Unleashing the power of metadata with FOCA Free


The terrific guys at informática64 put together the FOCA tool (for mostly automated metadata extraction in the free version) quite a while ago and they just keep improving it continously. The Pro version is just 100€ + VAT and you get a lesson from Chema Alonso along the way so worth considering too :).

I recently heard on the Spanish version of the PaulDotCom podcast that the tool name “FOCA” (“Seal” in Spanish) comes from the guy who first implemented the tool at informática64. His name is “Fernando Oca” and his username was logically “Foca”. This led to a lot of healthy jokes at informática64 and the tool name was inevitable :).

The version used in this tutorial will be FOCA Free (the free version has significantly less options but it is still very useful). They are going to release version 3 soon (Spanish) so I might publish another tutorial in a few months, when the tool will be significantly improved as they say.


This is a windows tool so you just, install it (typical “next next finish” install) and run it. No secrets here 🙂

Basic usage

The first step when using FOCA is to choose your search type, you can choose “site:target.com” or “site:target.com filetype:doc”, etc.

In this demonstration we will use www.google.com and search for .doc documents only. Because Google is mostly a Linux/MAC shop (asfaik) this yields little results which is good for demonstration purposes:

When you have a bunch of sites as I did in a recent test I like to use: site:target1.com OR site:target2.com ….. and if they are not very big do not specify a filetype: This will return everything, including web pages, which you can analyse later for HTML comments, etc too.

The next step is to download all documents, to do that just Right click / Download All:


This will download all indexed files locally, after the download completes we can retrieve the metadata from the downloaded files (Metadata / Extract all documents metadata):

Once the metadata is extracted we can review it:

The metadata identifies 3 potential users as well as 1 software package in use and an operating system.
Apparently all 3 users are using Mac OS at Google! 🙂

We can now correlate the metadata to get a per user, printer, etc view. We can do this as follows:

 In the analysis we can see that all the metadata comes from the same user, who is using Mac OS and Microsoft Office 2008 for Mac OS. This information would be useful in a targetted client side attack because specific exploits could be searched for the versions in use by the client:



Now let’s look at information from the field. What can you really find in a normal pen test?
A bunch of users, printers, folders, software and operating systems 🙂

When you look on the by user metadata analysis you can see what software version is potentially running each user and you get a nice icon to quickly identify each computer by username:

The servers and printers usually contain very interesting correlated information like for example which users had access to each printer or server.

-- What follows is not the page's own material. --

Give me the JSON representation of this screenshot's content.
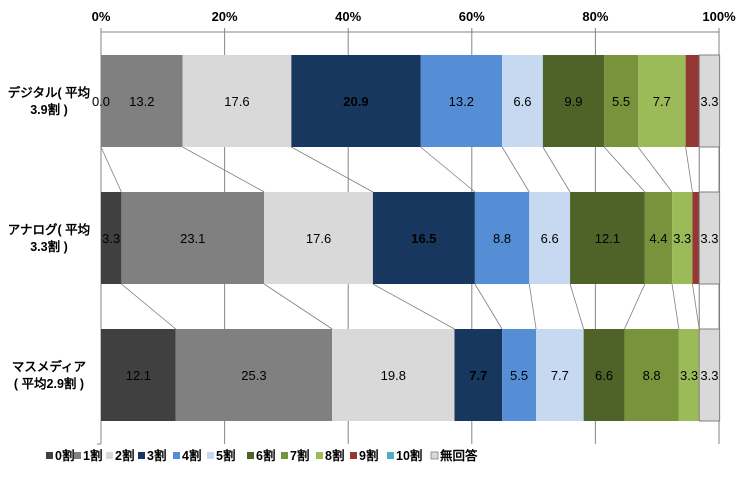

It is a bit of a pain to extract the information out of FOCA Free (I suppose this is easier to do in the paid version :)) but you can at least browse the downloaded files and perhaps even run them through another metadata tool like the exiftool. You can extract the information of each record (one by one manually) by right clicking on it:

On a default Windows 7 Installation FOCA downloads the files on:

You can tell apart the FOCA files from the rest quite accurately based on the download timestamp.

A minor issue, particularly when many domains are used at once is that files like index.php will be created as “index(1).php”, “index(2).php”, etc. Then it takes a bit of work to figure out which index.php belongs to each domain.

Better results can be achieved with a tool like wget or Httrack for website crawling and HTML comments and JavaScript code analysis.

The true power from FOCA comes from the automated “even my grandma can do it” metadata analysis, including correlation by user, server and printer.